Saint Barth: spiagge bianche e lusso caraibico
Saint Barth: spiagge bianche e lusso caraibico. La risposta è chiara: l'isola merita ogni centesimo speso, ma solo se si ha un portafoglio ben fornito. Chi arriva con l'idea del villaggio turistico all-inclusive rimarrà deluso, perché qui tutto è esclusivo, curato e costoso.
Per il periodo, l'ideale è la stagione secca da metà dicembre a fine aprile. Clima perfetto, mare calmo, ma i prezzi degli hotel triplicano e i tavoli nei ristoranti stellati vanno prenotati con settimane di anticipo. Io sono appena rientrato (luglio) e il clima è caldo e afoso, con possibili rovesci veloci. Vantaggio? Molta meno folla e tariffe più basse, anche se di poco. Maggio e novembre sono buone finestre.
Arrivare a Saint Barth è un piccolo rito. Il volo più comodo è via Saint Martin, con Air France o Winair, in aereo a elica o jet privato. Da lì scali su un Cessna da 9 posti che atterra su una pista cortissima: un'esperienza di per sé. Alternativa: traghetto da Saint Martin, ma l'acqua può essere mossa e ci vuole oltre un'ora. Una volta sbarcati, muoversi è d'obbligo noleggiare un'auto. I taxi esistono, ma costano cifre folli e non sono sempre puntuali. I minivan da affittare partono da 80 euro al giorno in bassa stagione.
Il budget è decisamente caro. Una camera d'albergo dignitosa in luglio parte da 350 euro a notte; a febbraio si sale senza problemi a 1000. Pasti: un pranzo semplice al bar sulla spiaggia costa 40-50 euro, cena in un ristorante medio 100 euro a testa. Un'esperienza di lusso tipo l'hotel Cheval Blanc o il bar del Nikki Beach può far lievitare tutto a 500 euro al giorno a persona senza sforzo. Non esiste fascia economica, ma affittare una villa in gruppo può abbassare un po' i costi.
Per tempo, consiglio almeno 5-6 giorni. In tre si vede il minimo, in una settimana si riesce a girare tutte le spiagge e mangiare nei posti più noti. Cosa non perdere: la spiaggia di Saline, selvaggia e senza costruzioni; la baia di Colombier, raggiungibile solo a piedi o in barca; e il faro di Gustavia per il tramonto. Da evitare le spiagge attorno all'aeroporto durante la mattina: il rumore degli aerei è assordante e rovina l'atmosfera.

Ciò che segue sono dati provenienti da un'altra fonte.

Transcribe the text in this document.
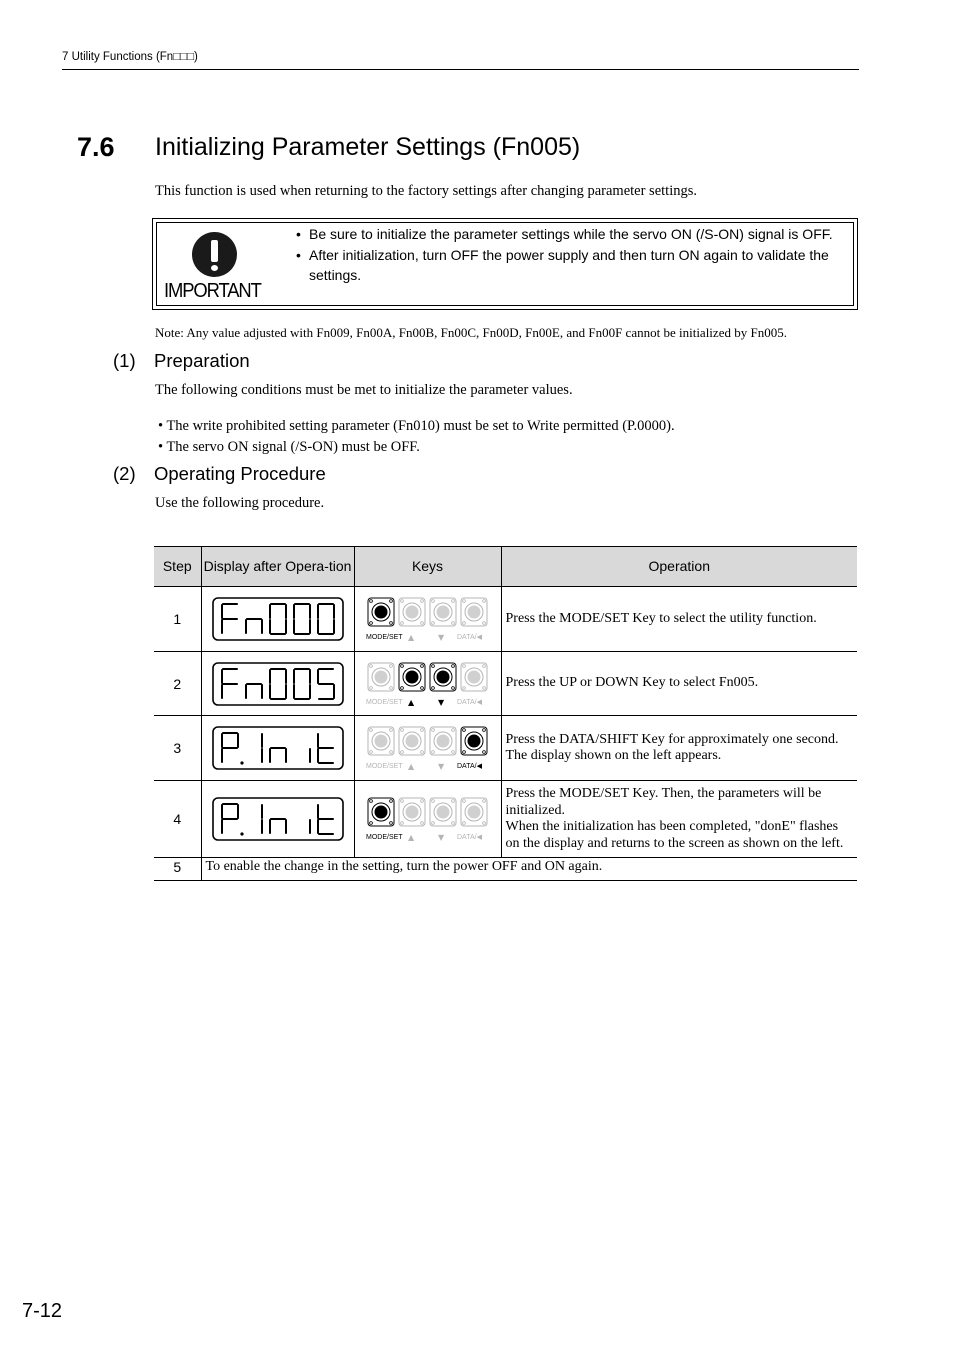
7 Utility Functions (Fn□□□)
7.6 Initializing Parameter Settings (Fn005)
This function is used when returning to the factory settings after changing parameter settings.
IMPORTANT
• Be sure to initialize the parameter settings while the servo ON (/S-ON) signal is OFF.
• After initialization, turn OFF the power supply and then turn ON again to validate the settings.
Note: Any value adjusted with Fn009, Fn00A, Fn00B, Fn00C, Fn00D, Fn00E, and Fn00F cannot be initialized by Fn005.
(1) Preparation
The following conditions must be met to initialize the parameter values.
• The write prohibited setting parameter (Fn010) must be set to Write permitted (P.0000).
• The servo ON signal (/S-ON) must be OFF.
(2) Operating Procedure
Use the following procedure.
Step	Display after Opera-tion	Keys	Operation
1		MODE/SET ▲ ▼ DATA/◀	Press the MODE/SET Key to select the utility function.
2		MODE/SET ▲ ▼ DATA/◀	Press the UP or DOWN Key to select Fn005.
3		MODE/SET ▲ ▼ DATA/◀	Press the DATA/SHIFT Key for approximately one second. The display shown on the left appears.
4		MODE/SET ▲ ▼ DATA/◀	Press the MODE/SET Key. Then, the parameters will be initialized.
When the initialization has been completed, "donE" flashes on the display and returns to the screen as shown on the left.
5	To enable the change in the setting, turn the power OFF and ON again.		
7-12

Un aspetto negativo che mi ha colpito è l'aria di esclusività un po' forzata. Non è facile trovare angoli autentici: molti ristoranti sembrano vetrine per influencer e il servizio, pur impeccabile, a volte risulta freddo. Una delusione concreta è il costo spropositato di attività semplici, come un giro in kayak o una lezione di snorkeling, che raramente costano meno di 80 euro.
Il consiglio specifico che non trovate nelle guide: prenotate la cena all'Ardoise per il venerdì sera in bassa stagione. È un ristorante sulla spiaggia di Petit Cul de Sac, gestito da una coppia francese, che propone menu fisso a prezzo fisso (circa 70 euro) con pesce freschissimo. Nessuna recensione patinata, ma un'esperienza vera in un'isola che di vero ha ben poco.